Categories
Permanent exhibition The First World War

Memorial ‘Mourning Parents’

A memorial to the fallen volunteers

Soon after receiving news of Peter’s death, Kollwitz conceptualized a memorial to fallen volunteers in honor of her son and his many friends who did not return to their families from the First World War. However, many years were to pass from the idea to the final design. The work demanded a lot of strength, and the artist let it rest repeatedly. In 1919 she discarded the first concept and began a new one in 1924. The mourning parents gradually took shape and were to be placed in the military cemetery in Flanders, where Peter Kollwitz had also found his final resting place.


After the two figures were completed, they were first displayed in the vestibule of the Berlin National Gallery in June 1932 before being transported to Belgium to their final destination. In the presence of Karl and Käthe Kollwitz, they were placed in the German military cemetery near Esen-Roggevelde on July 23, 1932. When the fallen were reburied in 1958, the figures were transferred to the Vladslo-Praedbosch war cemetery in West Flanders, where they remain today.


Another “pair of parents” stands in the church ruins of St.
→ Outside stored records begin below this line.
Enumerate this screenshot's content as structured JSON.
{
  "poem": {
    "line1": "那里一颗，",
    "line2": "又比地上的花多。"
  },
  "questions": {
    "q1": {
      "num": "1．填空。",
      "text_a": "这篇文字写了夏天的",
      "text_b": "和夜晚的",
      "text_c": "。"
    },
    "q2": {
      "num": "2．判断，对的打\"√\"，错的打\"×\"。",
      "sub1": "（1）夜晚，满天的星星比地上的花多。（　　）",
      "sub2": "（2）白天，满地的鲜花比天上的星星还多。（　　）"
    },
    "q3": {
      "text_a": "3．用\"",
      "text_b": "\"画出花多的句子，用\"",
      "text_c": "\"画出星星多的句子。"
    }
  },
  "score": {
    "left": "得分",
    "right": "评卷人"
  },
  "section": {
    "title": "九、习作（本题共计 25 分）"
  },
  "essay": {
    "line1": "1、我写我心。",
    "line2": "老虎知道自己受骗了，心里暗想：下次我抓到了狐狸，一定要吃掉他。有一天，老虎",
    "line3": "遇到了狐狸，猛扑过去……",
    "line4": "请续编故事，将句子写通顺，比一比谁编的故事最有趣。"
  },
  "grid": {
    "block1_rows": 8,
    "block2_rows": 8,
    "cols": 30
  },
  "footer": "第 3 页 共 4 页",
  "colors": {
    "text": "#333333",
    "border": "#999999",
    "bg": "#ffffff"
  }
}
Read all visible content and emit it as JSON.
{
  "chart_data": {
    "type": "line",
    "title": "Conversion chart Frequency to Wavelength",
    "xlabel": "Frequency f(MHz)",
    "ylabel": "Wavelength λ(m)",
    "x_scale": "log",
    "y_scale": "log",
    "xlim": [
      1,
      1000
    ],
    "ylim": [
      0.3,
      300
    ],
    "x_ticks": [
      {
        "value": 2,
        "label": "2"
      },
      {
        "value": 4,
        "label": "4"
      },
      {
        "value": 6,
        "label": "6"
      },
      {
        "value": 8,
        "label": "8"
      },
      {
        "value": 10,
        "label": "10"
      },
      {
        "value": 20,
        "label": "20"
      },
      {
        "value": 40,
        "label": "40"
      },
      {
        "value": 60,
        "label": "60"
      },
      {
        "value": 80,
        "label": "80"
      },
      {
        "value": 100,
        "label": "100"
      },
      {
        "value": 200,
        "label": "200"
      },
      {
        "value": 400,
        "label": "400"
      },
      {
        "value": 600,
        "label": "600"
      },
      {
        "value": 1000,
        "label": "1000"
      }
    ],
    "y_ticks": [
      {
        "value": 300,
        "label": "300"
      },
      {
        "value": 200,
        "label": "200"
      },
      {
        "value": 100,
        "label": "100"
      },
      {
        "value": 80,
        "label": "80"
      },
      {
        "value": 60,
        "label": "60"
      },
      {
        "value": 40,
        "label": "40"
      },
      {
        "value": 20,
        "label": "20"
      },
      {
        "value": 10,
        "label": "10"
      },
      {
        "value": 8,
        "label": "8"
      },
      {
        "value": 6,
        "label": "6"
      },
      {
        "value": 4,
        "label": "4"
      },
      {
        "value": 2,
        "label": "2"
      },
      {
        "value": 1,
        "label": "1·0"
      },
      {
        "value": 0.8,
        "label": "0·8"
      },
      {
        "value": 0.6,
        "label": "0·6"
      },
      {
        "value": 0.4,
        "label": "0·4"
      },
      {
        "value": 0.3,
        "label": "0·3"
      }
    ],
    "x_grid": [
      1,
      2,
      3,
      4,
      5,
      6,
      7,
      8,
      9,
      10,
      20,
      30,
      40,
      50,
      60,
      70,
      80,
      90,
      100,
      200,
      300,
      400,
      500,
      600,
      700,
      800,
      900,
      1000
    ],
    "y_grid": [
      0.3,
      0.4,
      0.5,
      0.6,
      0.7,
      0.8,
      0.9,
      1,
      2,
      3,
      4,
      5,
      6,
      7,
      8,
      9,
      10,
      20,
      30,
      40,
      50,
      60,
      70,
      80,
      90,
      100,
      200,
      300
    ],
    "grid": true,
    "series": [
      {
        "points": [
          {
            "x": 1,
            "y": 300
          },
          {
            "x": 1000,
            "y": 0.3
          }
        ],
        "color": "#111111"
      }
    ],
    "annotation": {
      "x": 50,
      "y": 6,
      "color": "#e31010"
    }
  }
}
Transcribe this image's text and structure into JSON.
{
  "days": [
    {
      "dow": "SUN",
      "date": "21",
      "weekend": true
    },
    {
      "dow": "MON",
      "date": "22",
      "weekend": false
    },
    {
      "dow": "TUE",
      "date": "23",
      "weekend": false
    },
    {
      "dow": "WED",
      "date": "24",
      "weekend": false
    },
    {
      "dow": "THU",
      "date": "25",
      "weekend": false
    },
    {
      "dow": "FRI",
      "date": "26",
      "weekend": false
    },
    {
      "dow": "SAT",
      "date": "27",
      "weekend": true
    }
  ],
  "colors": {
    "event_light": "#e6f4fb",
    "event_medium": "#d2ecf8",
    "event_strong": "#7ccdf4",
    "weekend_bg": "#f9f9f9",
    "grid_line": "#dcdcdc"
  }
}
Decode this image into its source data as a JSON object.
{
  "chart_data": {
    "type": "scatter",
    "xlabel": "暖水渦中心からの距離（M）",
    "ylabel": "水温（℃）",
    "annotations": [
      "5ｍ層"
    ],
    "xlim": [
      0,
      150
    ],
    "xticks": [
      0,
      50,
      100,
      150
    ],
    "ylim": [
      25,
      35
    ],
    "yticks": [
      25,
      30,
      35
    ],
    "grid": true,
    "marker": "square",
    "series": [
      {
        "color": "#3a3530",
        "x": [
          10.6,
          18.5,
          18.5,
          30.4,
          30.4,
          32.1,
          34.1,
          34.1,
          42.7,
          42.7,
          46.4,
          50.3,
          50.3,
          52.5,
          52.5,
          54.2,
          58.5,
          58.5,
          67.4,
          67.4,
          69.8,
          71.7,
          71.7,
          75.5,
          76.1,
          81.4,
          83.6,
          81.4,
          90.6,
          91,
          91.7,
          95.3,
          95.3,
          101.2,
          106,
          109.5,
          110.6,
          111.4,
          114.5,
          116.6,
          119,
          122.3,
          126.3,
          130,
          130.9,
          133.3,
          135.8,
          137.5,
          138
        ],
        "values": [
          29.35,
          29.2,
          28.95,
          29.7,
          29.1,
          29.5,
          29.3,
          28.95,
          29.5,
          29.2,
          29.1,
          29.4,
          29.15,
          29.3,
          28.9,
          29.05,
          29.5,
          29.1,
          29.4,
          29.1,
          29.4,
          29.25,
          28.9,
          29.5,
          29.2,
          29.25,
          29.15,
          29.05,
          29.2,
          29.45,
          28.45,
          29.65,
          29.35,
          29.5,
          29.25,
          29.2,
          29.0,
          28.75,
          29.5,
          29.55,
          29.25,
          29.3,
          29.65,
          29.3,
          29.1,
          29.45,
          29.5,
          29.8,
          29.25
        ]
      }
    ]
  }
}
Alban in Cologne. In the ruins of the church, a memorial to the dead of the world wars was erected in 1959. Ewald Mataré was commissioned in 1953 and created the “Parent Couple” with his two master students Joseph Beuys and Erwin Heerich.

In 2014, another pair of the “Mourning Parents” was erected at the German military cemetery in Rzhev, Russia. There is a high probability that the artist’s grandson Peter Kollwitz, who was killed in action in Russia in 1942, lies in this cemetery.

August 1932

Dear Mr. Gerhart Hauptmann.

I thank you most sincerely for the kind words with which you delighted me on my birthday. Your greeting reached me on my journey to Belgium. My husband and I went there to attend the installation of my sculptures at the military cemetery near Eessen. There lies our second son, he fell at the age of eighteen by Dixmuiden. The figures are a father and a mother. So many young people are resting there. I have been working on the figures for many years and I am grateful and happy that this year they could finally reach their destination. When you see the many cemeteries in Belgium with the endless rows of small wooden crosses, your heart gradually becomes heavier and heavier, almost as though war still continues. Near Dixmuiden are still-preserved trenches of German forces — such terrible relics! But on the opposite side of the Jizera Canal there is now a high tower, on its four sides written in Flemish, French, English and German: “Never Again War”. That instills courage.

I greet you and your wife warmly and my husband does too. In old admiration,

Käthe Kollwitz

Staatsbibliothek zu Berlin, letter dated August 17, 1932, GH Br NL A: Kollwitz, Käthe, 1, 12, fol.